Prendiamo  la legge di bilancio, problema di stringente attualità. Quale fosse il programma di Lega e M5S lo sapevamo da prima ancora che ci fossero le elezioni. Poi ci sono state le elezioni e ambedue questi partiti hanno dichiarato mille volte che, cascasse il mondo, avrebbero mantenuto le loro promesse. Lo hanno detto e ripetuto prima di formare insieme il nuovo governo, quando hanno stilato insieme il famoso (e politicamente assurdo) “contratto”, e praticamente ogni giorno dall’inizio del mese di giugno. 
Ora siamo a dicembre e sulla testa dell’Italia si sono addensate spaventose nuvole economiche. Basterà dire che si è arrivati alla procedura d’infrazione. Cionondimeno Lega e M5S hanno continuato a proclamare la loro fedeltà alle promesse fatte. Al punto che, malgrado le minacce di Bruxelles, un paio di giorni fa il governo ha posto la fiducia sulla manovra com’era stata concepita: col reddito di cittadinanza, con la riforma della legge Fornero e col deficit al 2,4% del PIL (ma non disperate, aumenterà). Con tutto ciò ponendo le condizioni perché la procedura d’infrazione sia applicata e l’Italia si becchi qualche bella bastonata sul muso. 
Questo è quello che ho capito io. Ma a quanto pare sono un testone. Perché nel momento stesso in cui poneva la fiducia sulla legge di stabilità alla Camera, il governo affermava che “comunque”, per tentare di bloccare la procedura d’infrazione, quella legge sarà cambiata in Senato. E qui uno consulta il proprio certificato di nascita e si chiede per quale data è programmata la demenza senile. 
Se è necessario modificare la legge; se la legge sarà modificata in Senato; e se dopo essere stata modificata in Senato dovrà ritornare alla Camera, a che scopo mettere la fiducia, ora, alla Camera? Che senso ha dire: “Se non avete fiducia in questo programma che propone il governo ce ne andiamo tutti a casa”, cioè termina anticipatamente la legislatura, quando nello stesso momento si dice: “Ma questa legge è sbagliata e deve essere cambiata”? A questo punto i deputati in che cosa devono avere fiducia, nel fatto che il governo non ha le idee chiare, mente come respira e prende per i fondelli tutti gli italiani?
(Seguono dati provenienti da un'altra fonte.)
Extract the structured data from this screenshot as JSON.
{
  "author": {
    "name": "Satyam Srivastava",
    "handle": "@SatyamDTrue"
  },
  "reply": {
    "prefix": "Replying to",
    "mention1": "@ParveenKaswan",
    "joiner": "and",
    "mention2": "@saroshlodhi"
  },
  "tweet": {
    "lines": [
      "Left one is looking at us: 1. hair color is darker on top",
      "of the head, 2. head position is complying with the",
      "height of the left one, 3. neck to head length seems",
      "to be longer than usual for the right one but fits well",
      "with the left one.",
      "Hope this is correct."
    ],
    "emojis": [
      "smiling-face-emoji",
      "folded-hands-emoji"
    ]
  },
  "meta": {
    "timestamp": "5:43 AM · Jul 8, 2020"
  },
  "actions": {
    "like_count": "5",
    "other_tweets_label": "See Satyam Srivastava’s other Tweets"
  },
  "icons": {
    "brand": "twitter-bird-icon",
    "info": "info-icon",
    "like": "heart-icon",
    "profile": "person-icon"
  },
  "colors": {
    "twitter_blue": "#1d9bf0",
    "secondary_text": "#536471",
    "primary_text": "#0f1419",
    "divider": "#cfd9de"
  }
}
Ma non finisce qui. I giornali riferiscono compuntamente che il Presidente del Consiglio Conte “si appresterebbe” ad andare a Bruxelles per parlare con Juncker (già proposto per il “Premio Giobbe”) e cercare di evitare la procedura d’infrazione. Egli dovrebbe ventilare  le modificazioni che si conta di apportare alla legge in Senato. Ma quale persona sana di mente prenderebbe sul serio un pezzo di carta, quando il governo non prende sul serio nemmeno la legge di stabilità che ha imposto al Parlamento col voto di fiducia? Conte potrebbe dire: “Probabilmente apporteremo queste modificazioni in Senato” e Juncker – ammesso che lo incontri – potrebbe rispondere: “Ma se sapevate già che dovevate apportare queste modificazioni, perché non le avete apportate già alla Camera, evitandovi un passaggio a vuoto? E soprattutto, chi mi dice che in Senato apporterete queste modificazioni e non altre? Torni dopo che la legge sarà stata approvata in ambedue i rami del Parlamento”.  E nel frattempo la procedura d’infrazione farà un notevole passo avanti con la riunione programmata a Bruxelles per il diciassette di questo mese. 
C’è da scuotere la testa fino a danneggiarsi le cervicali. In che mani siamo? Un governo serio si comporterebbe mai così? E poi ci offendiamo quando Moscovici dice che non è disposto a negoziazioni da marchands de tapis.
 A proposito, l’espressione di questo alto funzionario è notevolmente più insultante di quanto si sia capito in Italia. I mercanti di tappeti di cui parlano i francesi, in quel caso, non sono i distinti negozianti di quei costosi elementi di arredamento, ma i marocchini e gli algerini che vendono a porta a porta tappetacci stampati che costano pochissimo e forse valgono anche di meno. Insomma sono il grado zero della scala dei  negoziatori. E siamo sicuri che Moscovici ci abbia calunniati?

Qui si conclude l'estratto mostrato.